Изображая, понимать, или Sententia sensa: философия в литературном тексте — страница 21 из 109

. Любой человек, будь он хоть трижды дипломат, сознает страшную правоту поэта, которая становится ясна, если вглядеться по ту сторону дня.

Святая ночь на небосклон взошла,

И день отрадный, день любезный,

Как золотой покров, она свила,

Покров, накинутый над бездной.

И, как виденье, внешний мир ушел…

И человек, как сирота бездомный,

Стоит теперь и немощен и гол,

Лицом к лицу пред пропастию темной.

На самого себя покинут он —

Упразднен ум, и мысль осиротела —

В душе своей, как в бездне, погружен,

И нет извне опоры, ни предела…

И чудится давно минувшим сном

Ему теперь все светлое, живое…

И в чуждом, неразгаданном ночном

Он узнает наследье родовое.

<Между 1848 и мартом 1850>

Итак, по Тютчеву, человек всегда находится над бездной, перед пропастью, более того, он носит эту бездну в себе, это его родовое и роковое наследие. Разумеется, сорваться в нее возможно в любой момент, как отдельному человеку, так и человечеству. Надо сказать (вопреки Ходасевичу), что и на мировую политику и дипломатию Тютчев смотрел вполне поэтически, т. е. с точки зрения вечности и борьбы человека с космической бездной. Апокалиптическое настроение, скажем, посещало Тютчева в связи с его размышлениями над судьбой любимой им Западной Европы. И грядущая возможная катастрофа этого уютного мира тем опасней, что Запад отгородился от проблем бытия удобствами быта и не видит зловещих слов, писанных на его гобеленовой стене, в его кажущемся ему безмятежным небе. Тютчев же полон эсхатологических предчувствий. Статью 1848 г. «Россия и Революция» он заканчивает грозными словами: Россия «не устрашится величия своего призвания. <…> И когда же это призвание могло быть более ясным и очевидным? Можно сказать, что Господь начертал его огненными буквами на этом небе, омраченном бурями… Запад исчезает, все рушится, все гибнет в этом общем воспламенении: Европа Карла Великого и Европа трактатов 1815 г., римское папство и все западные королевства, католицизм и протестантизм, вера, давно уже утраченная и разум, доведенный до бессмыслия, порядок отныне немыслимый, свобода отныне невозможная, и над всеми этими развалинами, ею же созданными, цивилизация, убивающая себя собственными руками… <…> Когда над этим громадным крушением мы видим всплывающим святым ковчегом эту империю еще более громадную, то кто дерзнет сомневаться в ее призвании, и нам ли, сынам ее, являть себя неверующими и малодушными»[409]. Россию воспринимал он в конце 1840-х – начале 1850-х как могучий утес, как единственную силу, способную противостоять надвигающемуся апокалипсису.

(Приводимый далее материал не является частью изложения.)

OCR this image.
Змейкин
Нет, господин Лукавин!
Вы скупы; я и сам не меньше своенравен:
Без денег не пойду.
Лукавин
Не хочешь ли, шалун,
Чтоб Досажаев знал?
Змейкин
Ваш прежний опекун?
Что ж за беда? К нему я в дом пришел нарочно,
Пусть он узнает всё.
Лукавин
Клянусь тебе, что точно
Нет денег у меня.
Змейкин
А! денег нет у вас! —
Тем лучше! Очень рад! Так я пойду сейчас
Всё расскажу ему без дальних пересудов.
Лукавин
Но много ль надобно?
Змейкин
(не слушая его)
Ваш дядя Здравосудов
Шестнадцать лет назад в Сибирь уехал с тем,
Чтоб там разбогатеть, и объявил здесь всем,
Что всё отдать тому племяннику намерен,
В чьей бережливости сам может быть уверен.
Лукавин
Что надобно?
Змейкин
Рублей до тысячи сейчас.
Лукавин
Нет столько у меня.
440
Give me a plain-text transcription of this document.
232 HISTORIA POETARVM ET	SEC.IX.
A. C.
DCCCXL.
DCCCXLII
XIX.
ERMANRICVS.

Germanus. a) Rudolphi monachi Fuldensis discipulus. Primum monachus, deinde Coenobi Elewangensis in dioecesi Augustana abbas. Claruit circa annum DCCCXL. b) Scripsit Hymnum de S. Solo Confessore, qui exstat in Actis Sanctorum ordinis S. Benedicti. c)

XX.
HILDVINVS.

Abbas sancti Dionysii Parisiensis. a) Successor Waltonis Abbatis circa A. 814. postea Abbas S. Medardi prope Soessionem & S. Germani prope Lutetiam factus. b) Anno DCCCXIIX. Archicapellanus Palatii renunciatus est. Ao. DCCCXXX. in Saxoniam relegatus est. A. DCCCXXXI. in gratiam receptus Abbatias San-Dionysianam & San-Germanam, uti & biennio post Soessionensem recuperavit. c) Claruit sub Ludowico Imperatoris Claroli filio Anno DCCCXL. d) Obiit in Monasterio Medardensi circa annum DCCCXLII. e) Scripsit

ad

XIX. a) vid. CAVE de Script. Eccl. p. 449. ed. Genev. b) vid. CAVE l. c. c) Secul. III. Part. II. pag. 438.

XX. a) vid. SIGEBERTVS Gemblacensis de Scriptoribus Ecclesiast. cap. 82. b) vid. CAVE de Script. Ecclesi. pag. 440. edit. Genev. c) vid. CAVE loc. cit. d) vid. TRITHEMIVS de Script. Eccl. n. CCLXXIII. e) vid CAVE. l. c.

Образ надвигающегося на Европу катаклизма явлен в стихотворении 1848 г. «Море и утес»:

И бунтует, и клокочет,

Хлещет, свищет, и ревет,

И до звезд допрянуть хочет,

До незыблемых высот…

Ад ли, адская ли сила

Под клокочущим котлом

Огнь геенский разложила —

И пучину взворотила

И поставила вверх дном?

Но столь же ясна и надежда на Россию?

Волн неистовых прибоем

Беспрерывно вал морской

С ревом, свистом, визгом, воем

Бьет в утес береговой, —

Но, спокойный и надменный,

Дурью волн не обуян,

Неподвижный, неизменный,

Мирозданью современный,

Ты стоишь, наш великан!

И все-таки в такой позиции было больше метафизики, нежели политики. Хотя и политика читалась им сквозь призму эсхатологии. Ему казалось, что грядущей гибели человечества противостоит Россия. Катастрофа крымского поражения развеяла иллюзии Тютчева о незыблемости России, ее вечности и неподвластности законам космического миропорядка. Да и славянство не становилось искомой силой: «Молчит сомнительно Восток». У него как человека скорее всего неверующего[410], оставалась тем не менее надежда на терапевтическую, целительную роль христианства, в том числе и по отношению к России. Он, правда, говорил (1855), что всю родную страну, благословляя ее, исходил в рабском виде Царь Небесный, но все же, как и Достоевскому, писавшему незадолго до смерти (1879), что «христианство есть единственное убежище Русской Земли ото всех ее зол»[411], ему была очевидна недостаточная, не очень глубокая христианизация русского духовного склада. Спустя два года после стихотворения о благословлявшем родную страну Христе, он вдруг пишет язвительно-трагические строки, напоминающие раннего Языкова или инвективы и надежды будущего Достоевского:

Над этой темною толпой

Непробужденного народа

Взойдешь ли ты когда, Свобода,

Блеснет ли луч твой золотой?..

Блеснет твой луч и оживит,

И сон разгонит и туманы…

Но старые, гнилые раны,

Рубцы растлений и обид,

Растленье душ и пустота,

Что гложет ум и в сердце ноет, —

Кто их излечит, кто прикроет?..

Ты, риза чистая Христа…

15 августа 1857

В письме дочери от 27 марта 1871 г. он почти с отчаянием выкрикнул: «Ах, если бы Христос воистину воскрес в мире – ибо спасение этого мира, хотя бы и временное, может быть достигнуто лишь такой ценой»[412]. Но спасения не было. И теперь менее всего он надеется на него именно в России. Уже в 1867 г. он замечал: «Разложение повсюду. Мы двигаемся к пропасти не от излишней пылкости, а просто по нерадению. В правительственных сферах бессознательность и отсутствие совести достигли таких размеров, что этого нельзя постичь, не убедившись воочию. <…> И тем не менее, даже ввиду подобного положения вещей, произвол, как и прежде, дает себе полную волю»[413]. Конечно же в этой ситуации тема бездны, в которую нисходит или проваливается человек, вернулась в его поэзию.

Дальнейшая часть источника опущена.